The ideal gas law is used in almost every gas-phase calculation in general chemistry. You need it when you collect a gas over water in a lab and need to find the moles of gas produced, when you want to predict the pressure inside a sealed container at a new temperature, or when you calculate the volume a gas sample will occupy at standard conditions. Stoichiometry problems involving gases almost always end with an ideal gas law step.

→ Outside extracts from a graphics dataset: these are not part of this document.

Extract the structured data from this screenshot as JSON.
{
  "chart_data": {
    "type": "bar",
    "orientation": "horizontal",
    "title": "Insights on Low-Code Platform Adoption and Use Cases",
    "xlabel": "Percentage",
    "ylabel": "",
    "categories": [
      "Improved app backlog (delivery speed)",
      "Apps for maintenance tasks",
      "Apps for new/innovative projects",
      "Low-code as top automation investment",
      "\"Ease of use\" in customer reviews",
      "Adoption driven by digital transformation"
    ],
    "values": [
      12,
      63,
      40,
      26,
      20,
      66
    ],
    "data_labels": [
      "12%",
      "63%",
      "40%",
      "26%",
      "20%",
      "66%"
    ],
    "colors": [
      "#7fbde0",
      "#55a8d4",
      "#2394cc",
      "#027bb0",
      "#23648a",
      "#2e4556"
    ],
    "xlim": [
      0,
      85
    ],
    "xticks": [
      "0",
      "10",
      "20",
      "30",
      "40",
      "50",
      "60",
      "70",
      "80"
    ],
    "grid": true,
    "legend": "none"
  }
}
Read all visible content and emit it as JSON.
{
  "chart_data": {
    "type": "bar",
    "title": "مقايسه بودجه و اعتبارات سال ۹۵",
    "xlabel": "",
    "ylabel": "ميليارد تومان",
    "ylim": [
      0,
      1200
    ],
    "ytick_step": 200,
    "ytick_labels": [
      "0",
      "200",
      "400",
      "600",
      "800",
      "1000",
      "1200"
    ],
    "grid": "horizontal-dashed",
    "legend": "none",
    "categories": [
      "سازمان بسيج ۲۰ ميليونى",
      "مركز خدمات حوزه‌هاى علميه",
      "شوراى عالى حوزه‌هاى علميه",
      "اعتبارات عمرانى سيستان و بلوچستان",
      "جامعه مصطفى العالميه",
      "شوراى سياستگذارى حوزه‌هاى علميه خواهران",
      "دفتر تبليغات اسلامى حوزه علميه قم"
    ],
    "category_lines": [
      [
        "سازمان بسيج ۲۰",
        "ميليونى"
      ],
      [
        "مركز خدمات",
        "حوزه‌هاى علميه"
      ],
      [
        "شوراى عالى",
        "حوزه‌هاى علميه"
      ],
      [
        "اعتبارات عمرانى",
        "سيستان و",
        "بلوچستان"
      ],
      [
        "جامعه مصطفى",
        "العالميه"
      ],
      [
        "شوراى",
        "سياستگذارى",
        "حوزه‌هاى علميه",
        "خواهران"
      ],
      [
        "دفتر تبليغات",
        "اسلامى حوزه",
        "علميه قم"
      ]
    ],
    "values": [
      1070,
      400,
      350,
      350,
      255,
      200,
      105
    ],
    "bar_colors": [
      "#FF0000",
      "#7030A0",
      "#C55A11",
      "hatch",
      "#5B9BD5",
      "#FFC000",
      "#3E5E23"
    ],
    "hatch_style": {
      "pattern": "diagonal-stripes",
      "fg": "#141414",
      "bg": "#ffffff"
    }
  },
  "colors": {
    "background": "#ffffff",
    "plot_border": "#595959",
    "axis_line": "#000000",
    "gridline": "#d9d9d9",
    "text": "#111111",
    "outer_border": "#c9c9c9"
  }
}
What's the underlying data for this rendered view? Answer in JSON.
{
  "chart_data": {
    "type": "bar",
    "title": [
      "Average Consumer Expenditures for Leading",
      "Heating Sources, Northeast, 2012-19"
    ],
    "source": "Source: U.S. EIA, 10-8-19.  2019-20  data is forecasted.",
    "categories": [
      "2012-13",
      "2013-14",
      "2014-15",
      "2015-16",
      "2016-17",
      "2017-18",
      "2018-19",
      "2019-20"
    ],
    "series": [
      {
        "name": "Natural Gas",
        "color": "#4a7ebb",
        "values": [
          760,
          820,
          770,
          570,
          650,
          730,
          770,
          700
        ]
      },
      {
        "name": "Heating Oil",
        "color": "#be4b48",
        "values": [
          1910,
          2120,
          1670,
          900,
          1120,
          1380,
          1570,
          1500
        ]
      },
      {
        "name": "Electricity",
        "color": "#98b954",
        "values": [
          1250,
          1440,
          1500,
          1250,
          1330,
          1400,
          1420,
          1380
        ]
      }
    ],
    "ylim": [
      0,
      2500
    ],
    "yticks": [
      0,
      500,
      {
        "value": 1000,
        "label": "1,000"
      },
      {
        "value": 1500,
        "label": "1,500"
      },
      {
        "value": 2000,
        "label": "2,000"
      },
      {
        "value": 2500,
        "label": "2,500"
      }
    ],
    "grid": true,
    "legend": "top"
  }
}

In engineering, the ideal gas law is the starting point for designing gas storage tanks, HVAC systems, and chemical reactors. While real gases deviate from ideal behavior at high pressures (above about 10 atm) or very low temperatures, the equation gives answers accurate to within a few percent for most practical situations. Scuba divers use a simplified version of this relationship to understand how gas volume changes as they descend, and automotive engineers use it when calculating engine cylinder pressures.

Frequently Asked Questions

What is the ideal gas law?

PV = nRT, where P = pressure (atm), V = volume (L), n = moles, R = 0.08206 L·atm/(mol·K), T = temperature (K).

What units does this calculator use?

Pressure in atm, volume in litres, temperature in Kelvin, moles in mol. You can convert: K = °C + 273.15.

What is the value of R?

R = 0.08206 L·atm/(mol·K) = 8.314 J/(mol·K) = 62.36 L·mmHg/(mol·K).

When is the ideal gas law accurate?

At low pressures (< 10 atm) and high temperatures, real gases behave nearly ideally. For high pressure or low temperature, use the Van der Waals equation.

How do I convert Celsius to Kelvin?

Add 273.15: T(K) = T(°C) + 273.15. Always use Kelvin in gas law calculations.